In fact, in terms of autonomous rule, Israel has enjoyed very little of that sovereignty. For around 150 years, beginning with the Maccabean revolt and installation of the Hasmonean Dynasty, the backdrop to the Hanukkah story, concluding with Roman occupation and installation of the Herodian Dynasty. Most of Israel’s existence has been as a loose confederation of tribes, as a vassal state to other empires, or as an occupied Roman territory.
When we think of “Am Yisrael chai,” or “The people of Israel live,” we must be clear-eyed about its origin in post-1945 Europe. Israel, historically, is a people, not a state. We are a people of diaspora. In the “About the Author” page for this newsletter, I describe myself as a product of the diaspora, not being raised Jewish, but recognizing that it is my family heritage, and here I am doing my best to learn, practice, and honor that tradition; my tradition.
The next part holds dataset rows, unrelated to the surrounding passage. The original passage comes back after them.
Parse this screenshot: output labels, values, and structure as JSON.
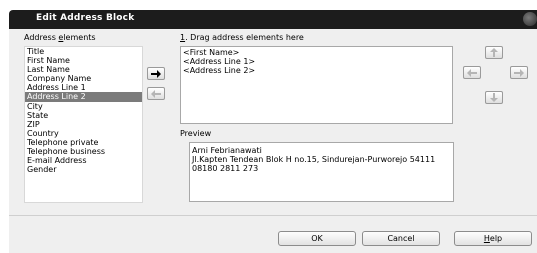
{
  "window": {
    "title": "Edit Address Block"
  },
  "address_elements": {
    "label_before": "Address ",
    "label_accel": "e",
    "label_after": "lements",
    "items": [
      "Title",
      "First Name",
      "Last Name",
      "Company Name",
      "Address Line 1",
      "Address Line 2",
      "City",
      "State",
      "ZIP",
      "Country",
      "Telephone private",
      "Telephone business",
      "E-mail Address",
      "Gender"
    ],
    "selected": "Address Line 2"
  },
  "drag_area": {
    "label_accel": "1",
    "label_rest": ". Drag address elements here",
    "lines": [
      "<First Name>",
      "<Address Line 1>",
      "<Address Line 2>"
    ]
  },
  "preview": {
    "label": "Preview",
    "lines": [
      "Arni Febrianawati",
      "Jl.Kapten Tendean Blok H no.15, Sindurejan-Purworejo 54111",
      "08180 2811 273"
    ]
  },
  "buttons": {
    "ok": "OK",
    "cancel": "Cancel",
    "help_accel": "H",
    "help_rest": "elp"
  },
  "icons": {
    "add": "arrow-right-icon",
    "remove": "arrow-left-icon",
    "move_up": "arrow-up-icon",
    "move_left": "arrow-left-icon",
    "move_right": "arrow-right-icon",
    "move_down": "arrow-down-icon"
  }
}
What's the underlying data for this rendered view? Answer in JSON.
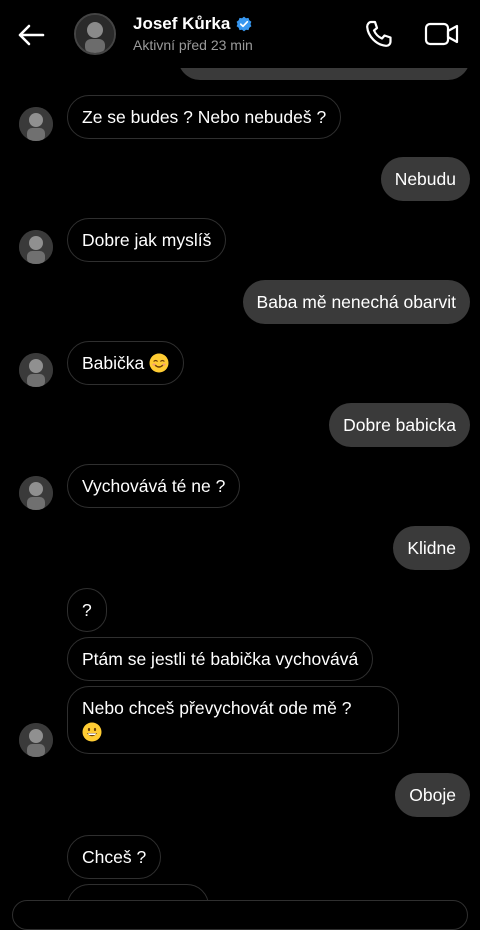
{
  "header": {
    "name": "Josef Kůrka",
    "status": "Aktivní před 23 min",
    "icons": {
      "back": "back-arrow-icon",
      "verified": "verified-badge-icon",
      "call": "phone-icon",
      "video": "video-camera-icon"
    },
    "verified_color": "#3797f0"
  },
  "messages": [
    {
      "side": "in",
      "text": "Ze se budes ? Nebo nebudeš ?"
    },
    {
      "side": "out",
      "text": "Nebudu"
    },
    {
      "side": "in",
      "text": "Dobre jak myslíš"
    },
    {
      "side": "out",
      "text": "Baba mě nenechá obarvit"
    },
    {
      "side": "in",
      "text": "Babička",
      "emoji": "smiling-face-emoji"
    },
    {
      "side": "out",
      "text": "Dobre babicka"
    },
    {
      "side": "in",
      "text": "Vychovává té ne ?"
    },
    {
      "side": "out",
      "text": "Klidne"
    },
    {
      "side": "in",
      "text": "?"
    },
    {
      "side": "in",
      "text": "Ptám se jestli té babička vychovává"
    },
    {
      "side": "in",
      "text": "Nebo chceš převychovát ode mě ?",
      "emoji": "grinning-face-emoji"
    },
    {
      "side": "out",
      "text": "Oboje"
    },
    {
      "side": "in",
      "text": "Chceš ?"
    }
  ],
  "colors": {
    "background": "#000000",
    "outgoing_bubble": "#3a3a3a",
    "incoming_border": "#2f2f2f",
    "status_text": "#9a9a9a"
  }
}
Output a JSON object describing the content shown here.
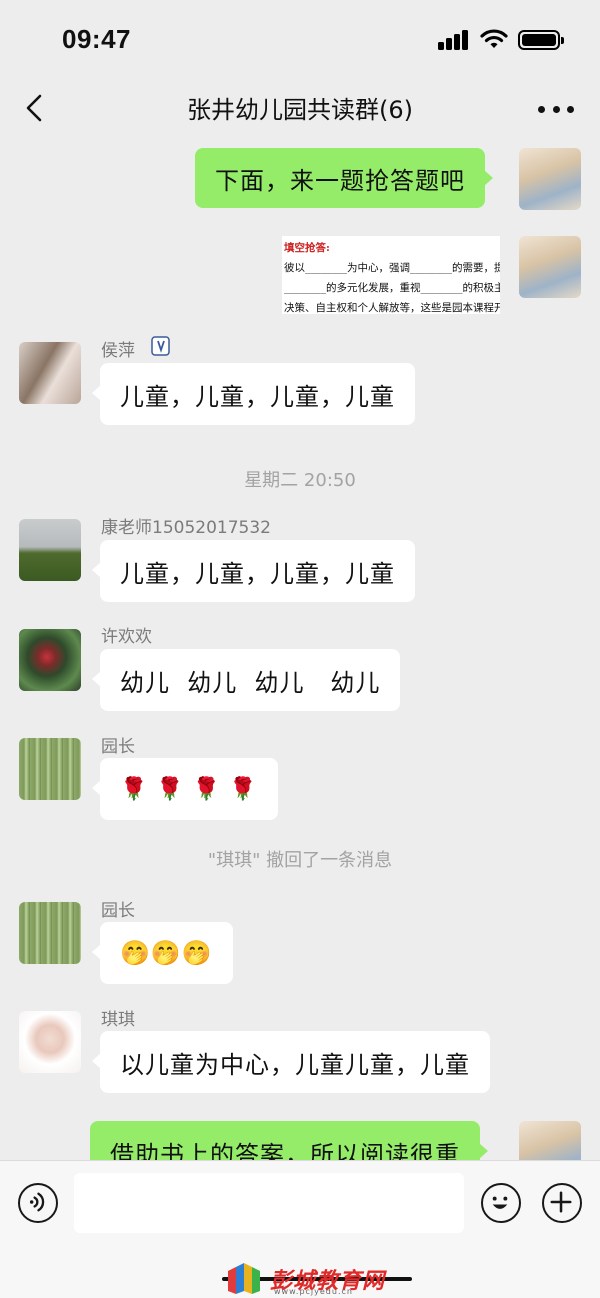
{
  "status_bar": {
    "time": "09:47"
  },
  "nav": {
    "title": "张井幼儿园共读群(6)"
  },
  "messages": {
    "m1": {
      "text": "下面，来一题抢答题吧"
    },
    "quiz": {
      "title": "填空抢答:",
      "line1": "彼以________为中心，强调________的需要，提供",
      "line2": "________的多元化发展，重视________的积极主",
      "line3": "决策、自主权和个人解放等，这些是园本课程开"
    },
    "m3": {
      "sender": "侯萍",
      "text": "儿童，儿童，儿童，儿童"
    },
    "time_divider": "星期二 20:50",
    "m4": {
      "sender": "康老师15052017532",
      "text": "儿童，儿童，儿童，儿童"
    },
    "m5": {
      "sender": "许欢欢",
      "text": "幼儿  幼儿  幼儿   幼儿"
    },
    "m6": {
      "sender": "园长",
      "emoji": "🌹 🌹 🌹 🌹"
    },
    "recall": "\"琪琪\" 撤回了一条消息",
    "m7": {
      "sender": "园长",
      "emoji": "🤭🤭🤭"
    },
    "m8": {
      "sender": "琪琪",
      "text": "以儿童为中心，儿童儿童，儿童"
    },
    "m9": {
      "text": "借助书上的答案，所以阅读很重"
    }
  },
  "watermark": {
    "name": "彭城教育网",
    "url": "www.pcjyedu.cn"
  }
}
I feel deeply connected to my people—in my blood, bones, and being. To observe this tenuous connection with my people is to also observe that for people with complicated identities and also Jews-by-choice, that is, converts, we are joining the people whose origin includes a story about standing together to receive the Law. It is just that: A story. That which we tell ourselves to make meaning. Something that is not factual but we find to be true, nonetheless. When we liberate ourselves from facts and embrace what is true, we gain authority over our stories to use them toward love, justice, and repair:
The world stands on three things: Torah, the service of God, and deeds of kindness.” – Shimon the Righteous (Pirkei Avot 1:2).
The question before us is this: Are we acting as a people or are we acting as a state? As a people, here are some of the things that some of us do: We light Shabbat candles for peace and hope for the world to come. As a people, we pursue justice. As a people, some of us eat kosher to honor the lives of animals and reduce suffering; on the other hand, some of us are vegan for the same reasons. As a people, we repair the world. As a people, we honor acts of loving-kindness.
I risk drawing criticism from anyone who reads this by not “condemning Hamas,” or not “Calling for an end to the genocide.”
My understanding of my people is that we have tashlich, we have hope, we have teshuvah, we have tzedakah, we have the lulav, the hanukkiah, the book of life, we have b’nei mitvah, and the modeh ani, and the shema, we have each other, and we have a responsibility to repair the world. And we have Hillel, “If not now, when?”
Ironic maybe, then, that me, someone who is not recognized as Jewish by some movements, is here reminding us of our Jewishness. The other thing about that tenuous identity like mine and like those of Jews-by-choice is that on Israel it is easy to complain that we do not really understand the connection to haaretz. That may be so, but I’d say this: If not for me embracing that identity and sharing that with my children, I risk cutting off a line of connection and a new generation. Isn’t that just what some fear may happen if Israel is lost, that we face an existential crisis?
We are a people of the diaspora, and maybe it’s time for someone inarguably from that setting to remind us we are a people, not a state.